Kitab al-ifadah wa l-i`tibâr of 'Abd al-Latif al-Baghdâdi
Translation by K. Hafuth Zand and John A. and Ivy E. Videan

(Allen and Unwin, 63s.)

Review by Martin Lings

Source: Studies in Comparative Religion, Vol. 1, No.4. © World Wisdom, Inc.
www.studiesincomparativereligion.com


This volume contains a facsimile edition of the autograph Arabic manuscript of 'Abd al-Latif al-Baghdâdi's eye-witness description of Egypt written in 1204 A.D. The text given here is the author's own abridgement of his longer and more detailed work which has been lost. The Arabic original is accompanied throughout by an English translation on the opposite page.

The work falls into two parts: the first is a general description of Egypt, its fauna and flora, the Egyptians themselves and the food they eat and above all the remains of the civilization of Ancient Egypt which the author found especially fascinating. The second part is about the Nile and about the terrible famine which took place at the turn of the century in the years 1200-1201 A.D. because the river did not rise high enough. In the famine it was not long before uninhibited cannibalism, starting in the Cairo underworld, became prevalent in a large section of the community. Not only were children and also adults continually being kidnapped and eaten but even the cemeteries were robbed. The Governor of Cairo decreed that anyone found eating human flesh should be burnt alive, but this appeared to make no difference, and the bodies of those who suffered this punishment were often eaten before they could be buried.
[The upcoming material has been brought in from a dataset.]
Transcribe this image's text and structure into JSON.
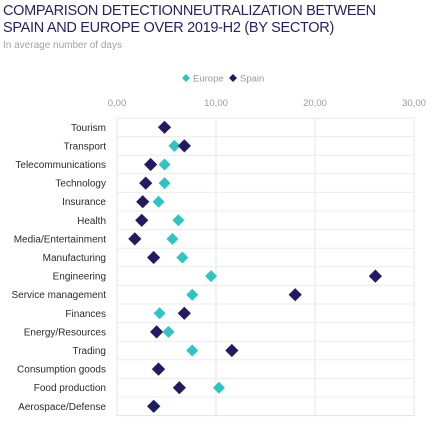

This part of the book is perhaps not without its significance for the modern Western world, and in particular for England, for we live perpetually on the brink of famine, overcrowded to an extent without parallel in history and utterly dependent for our food upon a fantastically complex organisation. If anything ever went seriously wrong with this—and sooner or later is it not bound to happen?—nothing could save us from famine; and we may well ask ourselves whether or not a few weeks of extreme hunger would produce cannibalism and with it, here as in Cairo, an almost total moral collapse in other respects. As regards this last point few will be likely to maintain that the underworld of London in 1967 is in any respect better, to say the least, than the underworld of Cairo in 1200; and if anyone doubts whether any Englishman is a potential cannibal, let him remember that 'Abd al-Latif al-Baghdàdi himself could scarcely believe his own eyes and ears.

The translators have been, one feels, unnecessarily free in one or two places. Also it is little short of a mystery why, in transcribing Arabic words into Latin letters, they have so often totally ignored the indications given by the author himself, who inserted the vowel marks wherever he felt that a reader might hesitate. His etymological paragraph on the derivation of the word "Nile" is unnecessarily marred in the English, and among the other examples I may mention, at the risk of pedantry, the names Dinouri in mistake for Dinawari, Maizz for Muizz, and Sha'ari for Shi`ra (Sirius). But these are small points. The translation on the whole is good and readable and together with the fine Arabic manuscript in facsimile (the author, though not a professional calligrapher, had a good hand of archaic Naskhi) it serves to make this handsome volume an asset to libraries of far more general scope than those few which are attached to schools of Oriental studies.